8. Hukuk Dairesi         2018/15680 E.  ,  2021/1729 K.

    "İçtihat Metni"

    MAHKEMESİ :Asliye Hukuk Mahkemesi
    DAVA TÜRÜ : Tapu iptali Ve Tescil(Tapulu Taşınmazı Harici Satın Almaya Dayalı) Denkleştirici Adalet Gereği Tazminat

    Taraflar arasında görülen ve yukarıda açıklanan davada yapılan yargılama sonunda Mahkemece, davanın tapu iptal tescil talebi yönünden reddine, tazminat talebi yönünden kısmen kabulüne karar verilmiş olup hükmün taraf vekilleri tarafından temyiz edilmesi üzerine, Dairece dosya incelendi, gereği düşünüldü:

    KARAR

    Davacı, dava konusu 1245 ada 19 parsel sayılı taşınmazı davalıdan 13.10.1992 tarihinde 30.000,00 TL bedel karşılığında haricen satın aldığını, satın aldığı tarihten beri taşınmaza zilyet olduğunu açıklayarak anılan parselin tapu kaydının iptali ile adına tesciline, mümkün olmadığı takdirde sözleşme ile verilen bedelin denkleştirici adalet ilkesi gereğince tazminine karar verilmesini talep ve dava etmiş, 05.11.2015 tarihli celsedeki beyanında dava konusu ettiği yerin 110 m2"lik kısım olduğunu belirtmiştir.
    Davalı cevap dilekçesinde, dava konusu parselin 60 m2"sini davacıya sattığını kabul ettiğini,davacıya sattığı 60 m2"sinin tapusunun iptali ile davacıya verilmesi gerektiğini savunmuştur.
    Mahkemece, 31.03.2016 tarihli ve 2015/307 Esas, 2016/155 Karar sayılı kararı ile davanın kısmen kabulüne, 11.297,42 TL"nin davalıdan alınarak davacıya verilmesine karar verilmesi üzerine; hüküm, taraf vekillerince temyiz edilmiş, Dairemizin 15.11.2016 tarihli ve 2016/18070 -15519 Karar sayılı ilamı ile hükmün bozulmasına karar verilmiştir.
    Bozma ilamında özetle;
    “...Mahkemece dava konusu yerin ifrazının mümkün bulunup bulunmadığı, ilgili belediyeden sorulup belirlenmemiştir.

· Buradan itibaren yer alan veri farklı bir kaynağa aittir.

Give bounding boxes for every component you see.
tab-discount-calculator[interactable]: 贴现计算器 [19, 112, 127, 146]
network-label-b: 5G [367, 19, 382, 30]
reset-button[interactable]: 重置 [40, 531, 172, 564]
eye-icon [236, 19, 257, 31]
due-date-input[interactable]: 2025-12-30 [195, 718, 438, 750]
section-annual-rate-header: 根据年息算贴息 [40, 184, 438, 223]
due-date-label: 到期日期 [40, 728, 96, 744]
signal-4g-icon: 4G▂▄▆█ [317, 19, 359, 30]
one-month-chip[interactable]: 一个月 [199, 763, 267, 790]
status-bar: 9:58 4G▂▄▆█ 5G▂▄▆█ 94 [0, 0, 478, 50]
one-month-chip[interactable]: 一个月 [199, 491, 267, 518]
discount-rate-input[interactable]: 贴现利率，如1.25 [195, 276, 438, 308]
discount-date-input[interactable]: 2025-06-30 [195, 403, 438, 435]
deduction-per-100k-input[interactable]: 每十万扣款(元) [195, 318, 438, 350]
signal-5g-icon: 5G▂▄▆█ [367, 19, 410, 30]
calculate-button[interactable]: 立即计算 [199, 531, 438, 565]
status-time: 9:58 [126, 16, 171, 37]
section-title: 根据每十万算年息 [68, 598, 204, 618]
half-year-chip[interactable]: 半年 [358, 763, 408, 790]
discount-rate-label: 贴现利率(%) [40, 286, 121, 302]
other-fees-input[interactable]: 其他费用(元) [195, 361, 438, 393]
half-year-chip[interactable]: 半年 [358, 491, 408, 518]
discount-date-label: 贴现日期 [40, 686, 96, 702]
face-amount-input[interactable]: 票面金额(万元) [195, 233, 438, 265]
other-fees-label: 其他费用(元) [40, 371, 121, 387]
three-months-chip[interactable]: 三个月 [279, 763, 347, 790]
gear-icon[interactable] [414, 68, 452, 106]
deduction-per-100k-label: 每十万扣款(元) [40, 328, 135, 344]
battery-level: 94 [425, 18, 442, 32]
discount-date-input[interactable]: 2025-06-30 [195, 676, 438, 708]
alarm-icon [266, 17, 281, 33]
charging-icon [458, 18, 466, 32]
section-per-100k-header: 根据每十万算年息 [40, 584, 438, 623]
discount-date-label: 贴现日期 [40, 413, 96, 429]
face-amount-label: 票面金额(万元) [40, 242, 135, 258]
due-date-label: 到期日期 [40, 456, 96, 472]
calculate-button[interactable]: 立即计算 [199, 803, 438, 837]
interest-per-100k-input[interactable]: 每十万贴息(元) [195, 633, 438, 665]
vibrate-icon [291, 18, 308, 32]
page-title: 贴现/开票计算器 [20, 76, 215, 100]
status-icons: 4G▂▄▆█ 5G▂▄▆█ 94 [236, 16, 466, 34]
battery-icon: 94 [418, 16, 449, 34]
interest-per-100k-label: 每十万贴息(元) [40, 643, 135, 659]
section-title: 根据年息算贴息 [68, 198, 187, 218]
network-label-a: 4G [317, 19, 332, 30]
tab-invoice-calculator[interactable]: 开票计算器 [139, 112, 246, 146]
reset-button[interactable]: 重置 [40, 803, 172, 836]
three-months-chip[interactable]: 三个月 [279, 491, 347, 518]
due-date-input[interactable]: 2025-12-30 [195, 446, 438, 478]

Mahkemece önce bu hususun açıklığa kavuşturulması ve taşınmazın ifrazının mümkün olmaması halinde kabule konu alanın ana taşınmaza oranı dikkate alınarak paylı olarak davacı adına tesciline karar verilmesi gerektiğinin düşünülmesi, davacının asıl talebi olan tapu iptali ve tescil hakkında olumsuz kanaate varılması durumunda davacının talep ettiği tazminat miktarının belirlenmesi bakımından Yargıtay"ın ve Dairemiz"in kabul ettiği denkleştirici adalet ilkesi gözetilerek bir karar verilmesi gerekirken; haricen satış tarihinde ödenen bedelin önce dolara çevrilip sonrasında bugünkü karşılığı olan Türk Lirası"nın bulunması suretiyle tazminat hesaplaması yapılması doğru olmamış, bozmayı gerektirmiştir...”denilmiştir. Dairemizin bozma ilamına karşı davalı vekilince karar düzletme isteminde bulunulmuş, Dairemiz 23.05.2017 tarihli ve 2017/10509 Esas, 7599 Karar sayılı ilamı ile karar düzeltme talebinin reddine karar vermiştir.
    Bozma ilamına uyulduktan sonra Mahkemece; davanın tapu iptal tescil talebi yönünden reddine, tazminat talebi yönünden kısmen kabulü ile 5.720,21 TL tazminatın davalıdan alınarak davacıya verilmesine, dair hükmü taraf vekillerince süresinde temyiz edilmiştir.
    Dava tapulu taşınmazı haricen satın almaya dayalı tapu iptali ve tescil, mümkün olmaması halinde denkleştirici adalet hükümleri gereğince tazminat taleplerine ilişkindir.
    1.Dosya muhtevasına, dava evrakı ile yargılama tutanakları münderecatına, mevcut deliller Mahkemece takdir edilerek karar verildiğine ve takdirde bir isabetsizlik bulunmadığına göre davalı vekilinin temyiz itirazları yerinde görülmeyerek reddine karar verilmiştir.
    2. Somut olayda, hükme esas alınan bilirkişi raporunda, davacının 13.10.1992 tarihinde ödediği rakam 30.000.000 TL olmasına rağmen, hesaplamanın bu bedelin devir ve ödeme tarihi olan 13.10.1992 tarihi itibari ile 33.250.000 TL olarak güncellenmek sureti ile bu bedel üzerinden dava tarihine kadar tekrar güncellenme yapılmak sureti ile sonuca ulaşılması doğru olmamış ve bu hali ile 13.04.2018 havale tarihli bankacı bilirkişi Kemal Ünsal Güvenç ve Serbest Muhasebeci Mali Müşavir bilirkişi ...’in düzenlediği bilirkişi raporunun hüküm kurmaya elverişli olmadığı anlaşılmaktadır.
    Hâl böyle olunca; bilirkişilerden ek rapor alınarak; davacının 13.10.1992 tarihinde ödediği 30.000.000 TL"nin dava tarihi itibari güncellenmesi istenmeli ve sonuca göre karar verilmesi gerekirken; yetersiz ve dosya kapsamına uygun olmayan bilirkişi raporuna göre hüküm kurulması doğru olmamıştır.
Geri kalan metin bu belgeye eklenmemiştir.